COX-2, which is involved in angiogenesis, invasion, metastasis, and resistance to apoptosis, was partially expressed in the tumor cells [25]. Notably, tumor size did not decrease after two weeks of prednisolone treatment, which was possibly due, or at least partially due, to the partial expression of COX-2. VEGF and IGF2 are also involved in the angiogenic process of the neoplasm [20,40]. Despite the expression of proliferative and metastatic factors, the neoplastic cells expressed COX-2 partially and did not express VEGF or IGF2. Another remarkable feature was the presence of dense fibrous tissue circumscribing the tumor. Tumor-associated fibrosis can be a physical barrier to the infiltration of lymphocytes [41]. Furthermore, tumors with extensive fibrosis are poorly vascularized, which induces hypoxia in the tumor microenvironment and suppresses the immune response [41]. In this case, chondrogenic differentiation and myxoid degeneration were found mainly at the tumor center, where hypoxia is maximized. It seems that hypoxic conditions had caused chondrogenic differentiation in the pluripotent tumor cells [42].

The tumor expressed protein markers that were related to proliferation and metastasis, with minimal expression of angiogenic markers. Although the lack of long-term follow-up constitutes an important limitation, invasion and metastasis were not identified in the imaging and histopathological analyses. This corroborates a previous finding that extraskeletal osteosarcoma in the dermal or subcutaneous region exhibits a better prognosis than others because total en bloc excision was possible [22]. These findings suggest that the tumor-associated fibrosis and lack of vasculature might have caused hypoxia in the tumor microenvironment and prevented metastasis, thereby contributing to a better prognosis [40,41,43].

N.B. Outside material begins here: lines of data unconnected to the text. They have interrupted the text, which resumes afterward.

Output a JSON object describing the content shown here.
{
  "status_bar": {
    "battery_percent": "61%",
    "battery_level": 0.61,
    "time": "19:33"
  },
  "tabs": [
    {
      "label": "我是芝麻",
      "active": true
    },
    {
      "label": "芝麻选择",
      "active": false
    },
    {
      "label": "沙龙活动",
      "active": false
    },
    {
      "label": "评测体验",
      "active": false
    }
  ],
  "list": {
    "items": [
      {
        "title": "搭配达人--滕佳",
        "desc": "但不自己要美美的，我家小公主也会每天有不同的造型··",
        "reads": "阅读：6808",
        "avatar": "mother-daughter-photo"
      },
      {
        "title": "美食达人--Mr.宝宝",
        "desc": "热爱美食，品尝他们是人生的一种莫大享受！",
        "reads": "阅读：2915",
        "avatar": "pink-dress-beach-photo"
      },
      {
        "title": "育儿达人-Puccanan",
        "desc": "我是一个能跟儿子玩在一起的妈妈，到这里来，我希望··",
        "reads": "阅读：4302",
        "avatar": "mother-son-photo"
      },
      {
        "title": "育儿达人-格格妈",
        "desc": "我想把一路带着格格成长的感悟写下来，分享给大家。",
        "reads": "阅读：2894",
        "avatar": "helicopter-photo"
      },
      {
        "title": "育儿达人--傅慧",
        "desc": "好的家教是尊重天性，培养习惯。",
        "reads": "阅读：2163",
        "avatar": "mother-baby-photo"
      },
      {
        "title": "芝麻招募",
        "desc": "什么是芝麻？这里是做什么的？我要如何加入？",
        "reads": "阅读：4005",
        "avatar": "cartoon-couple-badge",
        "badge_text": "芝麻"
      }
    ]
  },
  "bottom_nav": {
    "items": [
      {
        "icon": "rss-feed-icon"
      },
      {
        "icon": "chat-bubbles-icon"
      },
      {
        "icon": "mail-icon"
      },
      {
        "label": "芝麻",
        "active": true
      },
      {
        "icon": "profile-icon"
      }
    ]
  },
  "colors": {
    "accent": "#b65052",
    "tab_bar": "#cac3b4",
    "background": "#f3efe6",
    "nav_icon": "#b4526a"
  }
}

The standard treatment for osteosarcoma includes neoadjuvant chemotherapy, surgery, and adjuvant chemotherapy [38]. Leucovorin rescue, doxorubicin, cisplatin, and ifosfamide are the primary options for osteosarcoma treatment [44], hence more specific approaches are warranted [45]. The paradigm of cancer therapy has evolved from non-selective chemotherapy to “precision and personalized medicine” based on molecular matching [46]. Molecular profiling helps to determine the optimal treatment and provides information regarding the behavior of tumors. However, its use is limited to certain types of cancer (e.g., colon, breast, and non-Hodgkin’s lymphoma) [46]. Therefore, other cancer types need to be investigated to help us better understand the complexity and heterogeneity of cancer. Osteosarcoma is one of the tumors for which additional subtypes and prognostic factors need to be identified [2]. However, even the appropriate diagnosis of osteosarcoma is complicated as the histological patterns of osteosarcoma may vary between tissue slides from different cut locations [7]. Moreover, osteosarcoma can express different protein types depending on its type, origin, and site.

4. Conclusions

Herein, we describe an extremely rare osteosarcoma that expresses both giant-cell-rich and chondroblastic morphology, and which originated from the extraskeletal region. Through immunohistochemical characterization, we observed that the tumor expressed various markers with a negligible expression of angiogenic markers. This study provides clues that angiogenetic factors may better predict prognosis than other factors, such as proliferation and metastasis, and that tumor-associated fibrosis may help prevent both angiogenesis and metastasis. Therefore, we propose that molecular typing, using antibody panels and accompanied with classical classification, may be used for prognosis prediction and the improvement of treatment strategies.